Выбрать главу

Lilly zieht einen Daunenmantel, ihre Fellstiefel und eine Mütze an. Dann blickt sie auf die Uhr auf ihrem Nachttisch.

Fünf Minuten später, um kurz vor Mitternacht, lässt sie die Tür zu ihrer Wohnung hinter sich ins Schloss fallen und macht sich auf den Weg.

Die Stadt ist in der eiskalten Nacht wie leer gefegt, die Luft beißt vor Schwefel und gefrorenem Salz. Lilly muss sich vorsehen, um auf den gefrorenen Bürgersteigen nicht auszurutschen. Ihre Stiefel knirschen bei jedem Schritt. Sie blickt über die Schulter. Die Straßen sind leer. Sie schleicht um die Post herum und geht direkt auf Bobs Wohnung zu.

Die hölzerne Treppe, an der Megan sich aufgehängt hat, ist völlig mit Eis bedeckt. Als Lilly die Stufen hochsteigt, knarzt es unter ihr, und das Eis bricht unter ihren Stiefeln.
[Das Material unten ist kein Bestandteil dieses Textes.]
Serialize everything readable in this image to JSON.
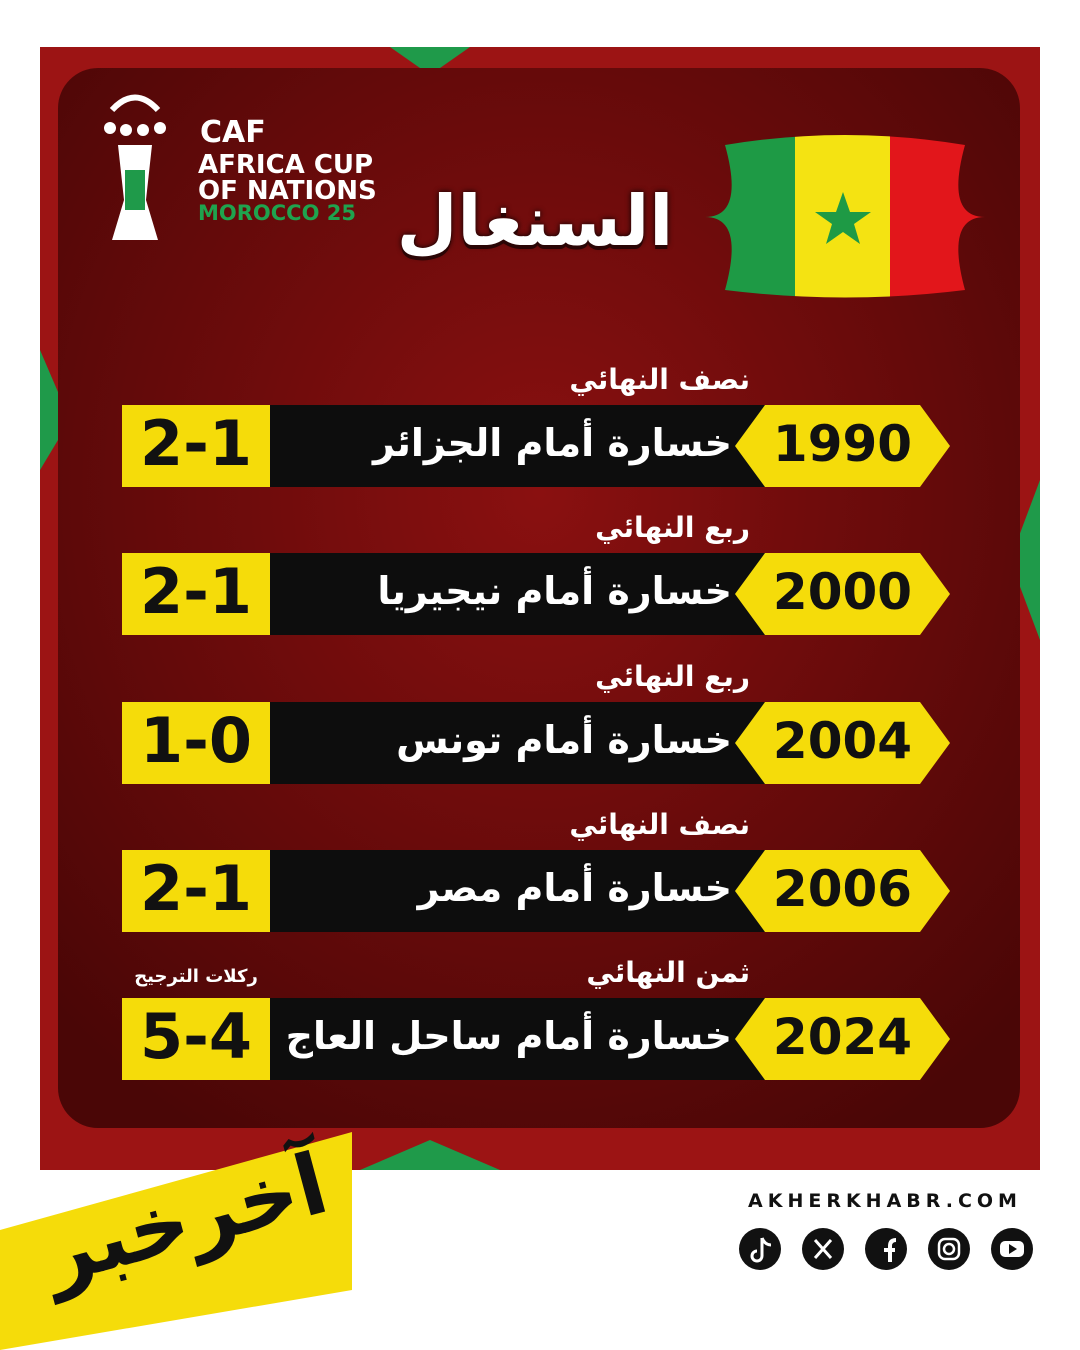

Sie klopft an Bobs Tür. Keine Antwort. Sie klopft erneut. Nichts. Sie flüstert Bobs Namen, aber keine Reaktion, kein Laut von innen. Sie legt die Hand auf die Klinke, drückt sie nieder. Zu ihrer Überraschung ist sie nicht abgeschlossen. Lilly öffnet die Tür und tritt ein.

Die Küche ist in Dunkelheit getaucht. Der Boden ist mit zerbrochenen Tellern und Tassen übersät, hier und da erkennt sie Lachen irgendeiner Flüssigkeit. Einen Augenblick lang wundert Lilly sich, ob sie nicht besser mit einer Waffe eingetreten wäre. Sie checkt das Wohnzimmer zu ihrer Rechten, sieht umgestoßene Möbel und Haufen dreckiger Wäsche.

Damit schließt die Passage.